Supreme Court: Governor Can’t Summon Assembly Session On His Whims

The Apex court on Monday said Arunachal Pradesh Governor Jyoti Prasad Rajkhowa can’t summon on his “whims and fancies” the assembly session to test the majority of Chief Minister Naban Tuki’s government (since dismissed).

“You (governor) can’t ask the house to assemble on your whims and fancies,” as observed by the constitution bench comprising Justices Jagdish Singh Khehar, Dipak Misra, Madan B. Lokur, Pinaki Chandra Ghosh and N.V. Ramana while hearing petitions filed by the Congress leaders challenging Governor Rajkhowa’s report to recommend the imposition of President’s Rule in Arunachal Pradesh, subsequent presidential proclamation.
Senior counsel Dwivedi contended that if the governor is satisfied that the chief minister has lost the majority support in the assembly he could ask the latter to convene the assembly session to prove his majority. If the chief minister fails to do so, the governor has three options – dismiss the government under Article 164 (1) of the constitution, send a report to the president invoking Article 356 or call the session of the assembly.

The bench asked Senior counsel Dwivedi: “Who has the primacy in such a situation?” As the senior counsel said that “primacy is with the elected government”, the court asked if there was any discretion with the governor.

Senior counsel Dwivedi reiterated that if the chief minister failed to convene an assembly session, the governor in exercise of his discretionary power was entitled to call the assembly session.

Senior counsel Fali S. Nariman told the court that Deputy Speaker T. Norbu Thongdok had written to Governor Rajkhowa that he was the speaker and sought records pertaining to the speaker’s office as custodian of the assembly. Senior counsel Nariman said the governor had sought legal opinion on Thongdok’s plea.

Making it clear that it would not pass orders on a daily basis on the affairs of Arunachal Pradesh, the court said it will decide when Rabia’s plea filed on Monday evening is put up before the bench.

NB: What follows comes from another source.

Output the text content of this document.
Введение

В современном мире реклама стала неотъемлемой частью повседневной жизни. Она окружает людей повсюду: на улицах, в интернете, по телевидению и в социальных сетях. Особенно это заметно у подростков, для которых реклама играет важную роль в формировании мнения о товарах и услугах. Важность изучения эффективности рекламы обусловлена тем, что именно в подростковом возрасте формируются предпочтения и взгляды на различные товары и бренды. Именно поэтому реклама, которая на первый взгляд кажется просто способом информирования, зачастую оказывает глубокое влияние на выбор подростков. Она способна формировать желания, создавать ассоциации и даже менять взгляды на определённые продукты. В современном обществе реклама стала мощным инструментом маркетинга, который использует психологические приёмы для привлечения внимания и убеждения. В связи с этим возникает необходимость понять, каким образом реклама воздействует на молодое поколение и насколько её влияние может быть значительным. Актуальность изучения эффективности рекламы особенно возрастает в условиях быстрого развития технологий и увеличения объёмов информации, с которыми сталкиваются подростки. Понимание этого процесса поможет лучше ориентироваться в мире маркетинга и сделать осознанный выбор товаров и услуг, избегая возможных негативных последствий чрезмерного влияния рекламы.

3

Meanwhile, Attorney General Mukul Rohatgi told the apex court that the offices of the chief minister and other ministers have not been sealed as contended by the petitioners who challenged the imposition of President’s Rule in the state.

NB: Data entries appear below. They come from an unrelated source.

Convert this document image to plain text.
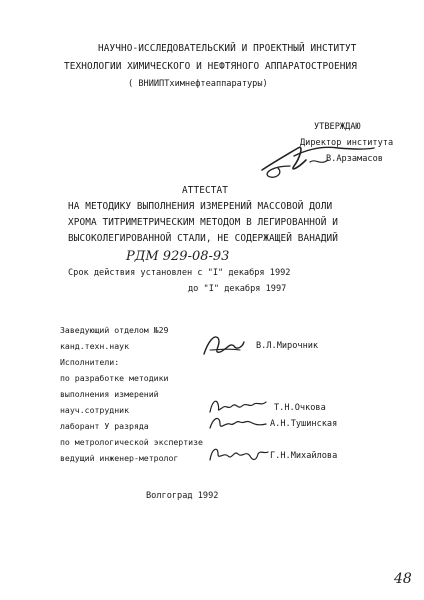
НАУЧНО-ИССЛЕДОВАТЕЛЬСКИЙ И ПРОЕКТНЫЙ ИНСТИТУТ
ТЕХНОЛОГИИ ХИМИЧЕСКОГО И НЕФТЯНОГО АППАРАТОСТРОЕНИЯ
( ВНИИПТхимнефтеаппаратуры)
УТВЕРЖДАЮ
Директор института
В.Арзамасов
АТТЕСТАТ
НА МЕТОДИКУ ВЫПОЛНЕНИЯ ИЗМЕРЕНИЙ МАССОВОЙ ДОЛИ
ХРОМА ТИТРИМЕТРИЧЕСКИМ МЕТОДОМ В ЛЕГИРОВАННОЙ И
ВЫСОКОЛЕГИРОВАННОЙ СТАЛИ, НЕ СОДЕРЖАЩЕЙ ВАНАДИЙ
РДМ 929-08-93
Срок действия установлен с "I" декабря 1992
до "I" декабря 1997
Заведующий отделом №29
канд.техн.наук	В.Л.Мирочник
Исполнители:
по разработке методики
выполнения измерений
науч.сотрудник	Т.Н.Очкова
лаборант У разряда	А.Н.Тушинская
по метрологической экспертизе
ведущий инженер-метролог	Г.Н.Михайлова
Волгоград 1992
48
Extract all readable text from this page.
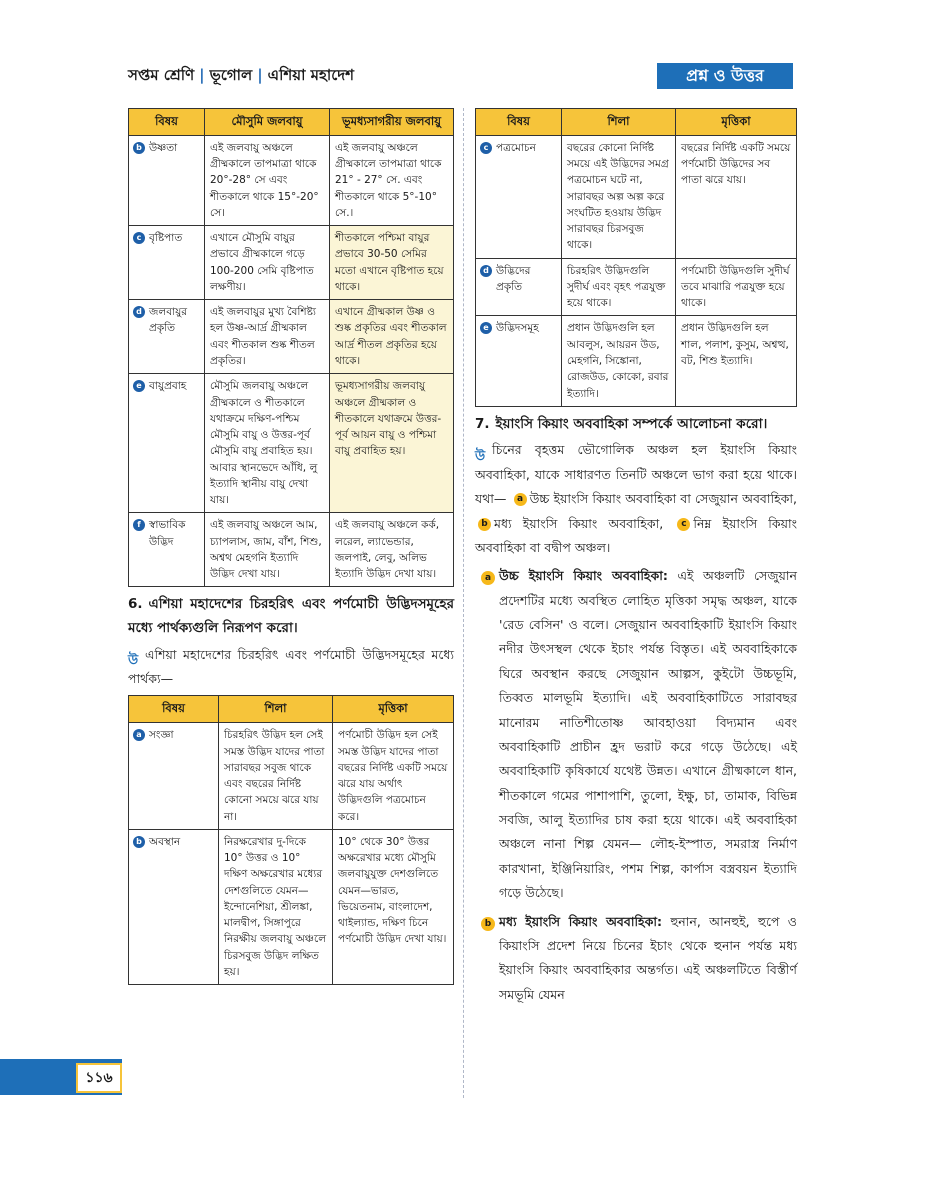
সপ্তম শ্রেণি | ভূগোল | এশিয়া মহাদেশ	প্রশ্ন ও উত্তর
বিষয়	মৌসুমি জলবায়ু	ভূমধ্যসাগরীয় জলবায়ু

b উষ্ণতা	এই জলবায়ু অঞ্চলে গ্রীষ্মকালে তাপমাত্রা থাকে 20°-28° সে এবং শীতকালে থাকে 15°-20° সে।	এই জলবায়ু অঞ্চলে গ্রীষ্মকালে তাপমাত্রা থাকে 21° - 27° সে. এবং শীতকালে থাকে 5°-10° সে.।

c বৃষ্টিপাত	এখানে মৌসুমি বায়ুর প্রভাবে গ্রীষ্মকালে গড়ে 100-200 সেমি বৃষ্টিপাত লক্ষণীয়।	শীতকালে পশ্চিমা বায়ুর প্রভাবে 30-50 সেমির মতো এখানে বৃষ্টিপাত হয়ে থাকে।

d জলবায়ুর প্রকৃতি	এই জলবায়ুর মুখ্য বৈশিষ্ট্য হল উষ্ণ-আর্দ্র গ্রীষ্মকাল এবং শীতকাল শুষ্ক শীতল প্রকৃতির।	এখানে গ্রীষ্মকাল উষ্ণ ও শুষ্ক প্রকৃতির এবং শীতকাল আর্দ্র শীতল প্রকৃতির হয়ে থাকে।

e বায়ুপ্রবাহ	মৌসুমি জলবায়ু অঞ্চলে গ্রীষ্মকালে ও শীতকালে যথাক্রমে দক্ষিণ-পশ্চিম মৌসুমি বায়ু ও উত্তর-পূর্ব মৌসুমি বায়ু প্রবাহিত হয়। আবার স্থানভেদে আঁধি, লু ইত্যাদি স্থানীয় বায়ু দেখা যায়।	ভূমধ্যসাগরীয় জলবায়ু অঞ্চলে গ্রীষ্মকাল ও শীতকালে যথাক্রমে উত্তর-পূর্ব আয়ন বায়ু ও পশ্চিমা বায়ু প্রবাহিত হয়।

f স্বাভাবিক উদ্ভিদ	এই জলবায়ু অঞ্চলে আম, চ্যাপলাস, জাম, বাঁশ, শিশু, অশ্বথ মেহগনি ইত্যাদি উদ্ভিদ দেখা যায়।	এই জলবায়ু অঞ্চলে কর্ক, লরেল, ল্যাভেন্ডার, জলপাই, লেবু, অলিভ ইত্যাদি উদ্ভিদ দেখা যায়।
6. এশিয়া মহাদেশের চিরহরিৎ এবং পর্ণমোচী উদ্ভিদসমূহের মধ্যে পার্থক্যগুলি নিরূপণ করো।
উ এশিয়া মহাদেশের চিরহরিৎ এবং পর্ণমোচী উদ্ভিদসমূহের মধ্যে পার্থক্য—
বিষয়	শিলা	মৃত্তিকা

a সংজ্ঞা	চিরহরিৎ উদ্ভিদ হল সেই সমস্ত উদ্ভিদ যাদের পাতা সারাবছর সবুজ থাকে এবং বছরের নির্দিষ্ট কোনো সময়ে ঝরে যায় না।	পর্ণমোচী উদ্ভিদ হল সেই সমস্ত উদ্ভিদ যাদের পাতা বছরের নির্দিষ্ট একটি সময়ে ঝরে যায় অর্থাৎ উদ্ভিদগুলি পত্রমোচন করে।

b অবস্থান	নিরক্ষরেখার দু-দিকে 10° উত্তর ও 10° দক্ষিণ অক্ষরেখার মধ্যের দেশগুলিতে যেমন—ইন্দোনেশিয়া, শ্রীলঙ্কা, মালদ্বীপ, সিঙ্গাপুরে নিরক্ষীয় জলবায়ু অঞ্চলে চিরসবুজ উদ্ভিদ লক্ষিত হয়।	10° থেকে 30° উত্তর অক্ষরেখার মধ্যে মৌসুমি জলবায়ুযুক্ত দেশগুলিতে যেমন—ভারত, ভিয়েতনাম, বাংলাদেশ, থাইল্যান্ড, দক্ষিণ চিনে পর্ণমোচী উদ্ভিদ দেখা যায়।
বিষয়	শিলা	মৃত্তিকা

c পত্রমোচন	বছরের কোনো নির্দিষ্ট সময়ে এই উদ্ভিদের সমগ্র পত্রমোচন ঘটে না, সারাবছর অল্প অল্প করে সংঘটিত হওয়ায় উদ্ভিদ সারাবছর চিরসবুজ থাকে।	বছরের নির্দিষ্ট একটি সময়ে পর্ণমোচী উদ্ভিদের সব পাতা ঝরে যায়।

d উদ্ভিদের প্রকৃতি	চিরহরিৎ উদ্ভিদগুলি সুদীর্ঘ এবং বৃহৎ পত্রযুক্ত হয়ে থাকে।	পর্ণমোচী উদ্ভিদগুলি সুদীর্ঘ তবে মাঝারি পত্রযুক্ত হয়ে থাকে।

e উদ্ভিদসমূহ	প্রধান উদ্ভিদগুলি হল আবলুস, আয়রন উড, মেহগনি, সিঙ্কোনা, রোজউড, কোকো, রবার ইত্যাদি।	প্রধান উদ্ভিদগুলি হল শাল, পলাশ, কুসুম, অশ্বত্থ, বট, শিশু ইত্যাদি।
7. ইয়াংসি কিয়াং অববাহিকা সম্পর্কে আলোচনা করো।
উ চিনের বৃহত্তম ভৌগোলিক অঞ্চল হল ইয়াংসি কিয়াং অববাহিকা, যাকে সাধারণত তিনটি অঞ্চলে ভাগ করা হয়ে থাকে। যথা— a উচ্চ ইয়াংসি কিয়াং অববাহিকা বা সেজুয়ান অববাহিকা, b মধ্য ইয়াংসি কিয়াং অববাহিকা, c নিম্ন ইয়াংসি কিয়াং অববাহিকা বা বদ্বীপ অঞ্চল।
a উচ্চ ইয়াংসি কিয়াং অববাহিকা: এই অঞ্চলটি সেজুয়ান প্রদেশটির মধ্যে অবস্থিত লোহিত মৃত্তিকা সমৃদ্ধ অঞ্চল, যাকে 'রেড বেসিন' ও বলে। সেজুয়ান অববাহিকাটি ইয়াংসি কিয়াং নদীর উৎসস্থল থেকে ইচাং পর্যন্ত বিস্তৃত। এই অববাহিকাকে ঘিরে অবস্থান করছে সেজুয়ান আল্পস, কুইটো উচ্চভূমি, তিব্বত মালভূমি ইত্যাদি। এই অববাহিকাটিতে সারাবছর মানোরম নাতিশীতোষ্ণ আবহাওয়া বিদ্যমান এবং অববাহিকাটি প্রাচীন হ্রদ ভরাট করে গড়ে উঠেছে। এই অববাহিকাটি কৃষিকার্যে যথেষ্ট উন্নত। এখানে গ্রীষ্মকালে ধান, শীতকালে গমের পাশাপাশি, তুলো, ইক্ষু, চা, তামাক, বিভিন্ন সবজি, আলু ইত্যাদির চাষ করা হয়ে থাকে। এই অববাহিকা অঞ্চলে নানা শিল্প যেমন— লৌহ-ইস্পাত, সমরাস্ত্র নির্মাণ কারখানা, ইঞ্জিনিয়ারিং, পশম শিল্প, কার্পাস বস্ত্রবয়ন ইত্যাদি গড়ে উঠেছে।
b মধ্য ইয়াংসি কিয়াং অববাহিকা: হুনান, আনহুই, হুপে ও কিয়াংসি প্রদেশ নিয়ে চিনের ইচাং থেকে হুনান পর্যন্ত মধ্য ইয়াংসি কিয়াং অববাহিকার অন্তর্গত। এই অঞ্চলটিতে বিস্তীর্ণ সমভূমি যেমন
১১৬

Rohatgi said documents and files allegedly taken into possession on the governor’s instructions ran into one lakh pages, adding that the petitioners, including Congress Party’s chief whip in Arunachal Assembly Rajesh Tacho, should indicate what documents they required and the same would be furnished to them.

Making it clear that the list provided by the attorney general was not exhaustive, the court said that the petitioners would be provided with full details of the documents in the possession of the state and they would then indicate which documents were required.

“You give the whole list. This is not the whole list. Give the entire list (of the documents connected with the matter before the court),” the bench told the attorney general.